The uniqueness of this work, divided into 18 movements, is proof of the importance of the commission, as well as a testament of the faith of its composer, and although uncommon, it is not an isolated case in the panorama of the 18th and 19th centuries, considering the great B minor Mass by Johann Sebastian Bach and the Missa Solemnis by Ludwig van Beethoven. 



The Responsório de Santa Mafalda, the Discurso de 1ºTom (Discourse on the 1st tone) by Soror da Piedade and Musica per Joanna complete the CD. 
The Responsório de Santa Mafalda is a duet for sopranos and basso continuo, by an anonymous composer, probably from the second half of the 18th-century. The manuscript, from the Monastery of Arouca, is currently housed in the National Library of Lisbon, catalog no. MM 1045. Beatified one hundred years apart (St. Joana in 1693, St.
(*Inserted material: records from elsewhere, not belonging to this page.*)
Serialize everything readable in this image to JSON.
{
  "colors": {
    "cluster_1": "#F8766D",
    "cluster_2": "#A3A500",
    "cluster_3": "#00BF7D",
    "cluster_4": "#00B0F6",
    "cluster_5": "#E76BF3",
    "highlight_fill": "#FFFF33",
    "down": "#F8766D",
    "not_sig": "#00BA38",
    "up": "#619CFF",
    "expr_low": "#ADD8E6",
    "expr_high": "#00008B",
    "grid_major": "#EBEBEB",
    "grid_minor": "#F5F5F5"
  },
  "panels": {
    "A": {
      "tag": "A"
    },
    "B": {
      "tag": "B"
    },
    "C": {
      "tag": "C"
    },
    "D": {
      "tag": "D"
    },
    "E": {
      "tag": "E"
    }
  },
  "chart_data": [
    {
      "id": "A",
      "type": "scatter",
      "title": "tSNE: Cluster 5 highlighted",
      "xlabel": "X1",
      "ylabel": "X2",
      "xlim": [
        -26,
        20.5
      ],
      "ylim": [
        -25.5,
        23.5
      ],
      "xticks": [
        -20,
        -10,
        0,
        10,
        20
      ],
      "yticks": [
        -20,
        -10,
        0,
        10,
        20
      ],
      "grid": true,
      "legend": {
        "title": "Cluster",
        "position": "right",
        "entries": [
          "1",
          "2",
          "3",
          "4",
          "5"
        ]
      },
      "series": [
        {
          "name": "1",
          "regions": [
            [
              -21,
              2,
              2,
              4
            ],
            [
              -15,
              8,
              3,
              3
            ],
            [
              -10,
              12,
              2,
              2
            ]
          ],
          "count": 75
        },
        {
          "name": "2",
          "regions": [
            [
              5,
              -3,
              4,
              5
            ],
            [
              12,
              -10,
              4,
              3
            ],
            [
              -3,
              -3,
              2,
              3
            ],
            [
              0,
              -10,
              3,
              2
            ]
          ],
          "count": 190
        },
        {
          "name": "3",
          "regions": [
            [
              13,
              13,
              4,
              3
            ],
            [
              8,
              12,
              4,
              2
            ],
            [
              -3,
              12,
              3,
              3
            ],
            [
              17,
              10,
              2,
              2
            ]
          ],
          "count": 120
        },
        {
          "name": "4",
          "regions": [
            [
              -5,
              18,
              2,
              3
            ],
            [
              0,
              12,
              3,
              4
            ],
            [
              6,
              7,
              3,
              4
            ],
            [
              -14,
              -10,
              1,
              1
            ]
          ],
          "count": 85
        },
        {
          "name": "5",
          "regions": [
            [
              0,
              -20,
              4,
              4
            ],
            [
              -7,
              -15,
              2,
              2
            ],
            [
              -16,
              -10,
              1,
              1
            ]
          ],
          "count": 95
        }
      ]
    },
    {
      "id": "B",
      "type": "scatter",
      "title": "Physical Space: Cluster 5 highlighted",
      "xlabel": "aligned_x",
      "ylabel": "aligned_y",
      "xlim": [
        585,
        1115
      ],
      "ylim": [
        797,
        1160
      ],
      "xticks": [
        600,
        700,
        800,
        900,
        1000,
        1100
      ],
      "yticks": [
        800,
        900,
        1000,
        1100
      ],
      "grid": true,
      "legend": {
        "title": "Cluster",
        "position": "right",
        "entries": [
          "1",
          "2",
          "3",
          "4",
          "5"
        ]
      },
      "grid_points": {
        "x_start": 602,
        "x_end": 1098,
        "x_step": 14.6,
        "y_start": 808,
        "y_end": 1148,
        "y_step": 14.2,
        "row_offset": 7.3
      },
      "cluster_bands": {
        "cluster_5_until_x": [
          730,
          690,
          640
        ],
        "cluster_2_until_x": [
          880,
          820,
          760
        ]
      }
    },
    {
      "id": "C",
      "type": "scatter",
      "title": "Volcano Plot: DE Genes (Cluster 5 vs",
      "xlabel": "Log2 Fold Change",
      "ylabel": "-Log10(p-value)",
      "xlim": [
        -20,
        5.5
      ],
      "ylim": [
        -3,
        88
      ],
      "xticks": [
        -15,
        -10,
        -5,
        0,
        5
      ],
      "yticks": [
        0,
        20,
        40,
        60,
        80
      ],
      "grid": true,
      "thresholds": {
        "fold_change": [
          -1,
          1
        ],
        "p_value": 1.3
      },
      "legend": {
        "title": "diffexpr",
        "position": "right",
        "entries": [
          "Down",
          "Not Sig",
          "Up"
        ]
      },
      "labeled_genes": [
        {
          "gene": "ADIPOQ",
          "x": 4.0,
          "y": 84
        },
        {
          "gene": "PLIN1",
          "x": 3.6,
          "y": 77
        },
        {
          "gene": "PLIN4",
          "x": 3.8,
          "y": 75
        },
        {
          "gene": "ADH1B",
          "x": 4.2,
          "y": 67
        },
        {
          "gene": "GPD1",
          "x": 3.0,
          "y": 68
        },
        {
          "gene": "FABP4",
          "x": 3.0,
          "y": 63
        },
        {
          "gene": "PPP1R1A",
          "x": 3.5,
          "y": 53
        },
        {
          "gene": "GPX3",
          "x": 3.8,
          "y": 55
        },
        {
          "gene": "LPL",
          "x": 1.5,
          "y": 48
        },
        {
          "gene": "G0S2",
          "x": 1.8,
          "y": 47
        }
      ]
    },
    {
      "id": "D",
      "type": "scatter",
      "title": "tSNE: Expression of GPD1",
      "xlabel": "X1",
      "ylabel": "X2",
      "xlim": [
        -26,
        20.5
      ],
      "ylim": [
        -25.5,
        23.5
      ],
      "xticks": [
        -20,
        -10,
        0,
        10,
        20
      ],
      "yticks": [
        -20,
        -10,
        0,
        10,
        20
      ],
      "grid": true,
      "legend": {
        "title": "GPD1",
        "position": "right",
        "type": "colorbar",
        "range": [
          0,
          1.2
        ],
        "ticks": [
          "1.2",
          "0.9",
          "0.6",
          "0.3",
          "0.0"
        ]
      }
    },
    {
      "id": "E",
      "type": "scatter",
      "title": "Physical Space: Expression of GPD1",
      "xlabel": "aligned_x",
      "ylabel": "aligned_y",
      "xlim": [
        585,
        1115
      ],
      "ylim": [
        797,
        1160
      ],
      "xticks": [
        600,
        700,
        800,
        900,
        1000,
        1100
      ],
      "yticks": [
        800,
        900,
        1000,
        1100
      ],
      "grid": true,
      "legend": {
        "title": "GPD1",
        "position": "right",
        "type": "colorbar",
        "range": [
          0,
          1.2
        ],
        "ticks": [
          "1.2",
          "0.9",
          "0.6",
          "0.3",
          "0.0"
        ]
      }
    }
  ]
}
Mafalda in 1793), the two princesses conferred a renown upon their respective monasteries that continues in devotions to the present day.
Descendents of the Royal Family, the two princesses, Mafalda and Joana filled the Portuguese crown with splendor, focusing national attention upon themselves and greatness upon their respective monasteries. The names Soror Maria do Patrocínio and Soror Maria Barbara are included in the manuscript, probably indicating that they were the singers responsible for the work’s premiere, which may have been composed to commemorate the feasts of their beatifications. The text comes from the Song of Songs, which may be an allusion to the brief marriage of Princess Mafalda with Henry I of Castile.



The Discourse on the 1st tone, for organ, is work in the classical style and may have been composed by Soror Piedade, which would constitute a rare case of a female composer in Portugal during the second half of the 18th-century. However, due to having encountered this name annotated in organ manuscripts by other authors, I believe that Soror Piedade was an organist, and not a composer. The manuscript of this work belongs to the private collection of Professor Gerhard Doderer.
Musica per Joanna is an homage to the Princess St. Joana, which I composed for the reopening of the Museum of Aveiro on December 18, 2008. It employs Latin and Portuguese texts taken from a compilation dating from the 1950’s by Dr. António Christo, entitled “cancioneiro de Santa Joana.”